Scientifically, they are referred to as "coniferous" because their seeds are produced in "cones" (seed pods so called because of their shape).The leaves of pine trees are called "needles" because of their unique shape: they are very thin and sharp at the tip. The shortleaf pine species is easy to identify. Unlike other species of pine, their needles grow in groups of both two's and three's. Groups of two needles on the same pine tree as groups of three needles identify that tree as a shortleaf pine.
Pine tree seedlings will only grow in open areas where they can receive full sun. Because of their intense need for sunlight, they will not propagate in the middle of a dense forest.
Likewise, as these young trees mature, they shade the forest floor and prevent new pine trees from growing. This shady environment, however, is exactly what other native hardwood trees like oak and hickory, and understory trees like dogwood and redbud need to propagate and grow. The need for sunlight continues as pine trees grow tall, causing the old lower branches to wither and dies as they are shaded by the new branches on top, resulting in characteristically bare stems and leafy tops.

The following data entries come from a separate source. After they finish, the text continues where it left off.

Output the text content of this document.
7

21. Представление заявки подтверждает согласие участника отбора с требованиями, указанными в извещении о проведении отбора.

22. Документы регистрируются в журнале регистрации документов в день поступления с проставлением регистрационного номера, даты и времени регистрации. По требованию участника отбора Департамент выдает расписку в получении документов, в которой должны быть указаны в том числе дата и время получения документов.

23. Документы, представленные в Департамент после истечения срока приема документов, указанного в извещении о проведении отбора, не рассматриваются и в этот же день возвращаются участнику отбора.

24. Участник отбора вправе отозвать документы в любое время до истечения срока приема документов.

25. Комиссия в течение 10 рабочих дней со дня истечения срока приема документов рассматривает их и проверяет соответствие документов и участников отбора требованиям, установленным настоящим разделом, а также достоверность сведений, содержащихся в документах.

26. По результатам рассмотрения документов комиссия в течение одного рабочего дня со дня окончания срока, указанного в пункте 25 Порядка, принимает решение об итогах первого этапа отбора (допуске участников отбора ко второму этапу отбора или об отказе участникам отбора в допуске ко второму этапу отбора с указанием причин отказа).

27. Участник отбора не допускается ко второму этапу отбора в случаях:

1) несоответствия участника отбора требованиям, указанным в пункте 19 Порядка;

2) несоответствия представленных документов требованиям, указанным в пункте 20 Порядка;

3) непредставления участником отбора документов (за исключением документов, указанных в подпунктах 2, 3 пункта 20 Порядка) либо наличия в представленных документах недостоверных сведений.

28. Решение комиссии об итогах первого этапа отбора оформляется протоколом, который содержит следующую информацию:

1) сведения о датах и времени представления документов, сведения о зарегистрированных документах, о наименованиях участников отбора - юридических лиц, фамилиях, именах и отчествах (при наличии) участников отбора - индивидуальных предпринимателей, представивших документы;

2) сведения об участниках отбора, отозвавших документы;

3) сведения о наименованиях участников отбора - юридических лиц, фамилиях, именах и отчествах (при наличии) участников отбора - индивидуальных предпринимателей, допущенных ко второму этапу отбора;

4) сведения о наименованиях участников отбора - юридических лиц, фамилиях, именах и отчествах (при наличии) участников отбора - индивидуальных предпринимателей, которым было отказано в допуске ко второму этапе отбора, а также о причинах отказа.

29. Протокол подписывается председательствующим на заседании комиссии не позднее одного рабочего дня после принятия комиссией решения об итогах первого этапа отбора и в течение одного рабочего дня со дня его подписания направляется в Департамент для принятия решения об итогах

Eastern Red Cedar, Juniperus virginiana
The Eastern red cedar can be found all over Missouri and is very common in the Ozarks. This tree is most easily identifiable in winter because of its intensely green color and unique shape. Unlike pine trees, cedars tend to grow separately, and maintain dense branches from top to bottom. The red cedar thrives in the thin soils of Ozarks hills and glades, and is often left to grow in fencerows, making living fenceposts. Rather than needles, this tree has leaves that are made up of small overlapping scales. Its bark is red-brown and sloughs off in shaggy strips as new growth develops underneath.
Eastern Red cedars are either male or female. Their
gender is easily determined by even the casual eye, the female tree
is covered with blue berries frosted with a white waxy substance that
can be scraped off with a fingernail. Male Eastern red cedars produce
small, unobtrusive cones that you have to look closely to see.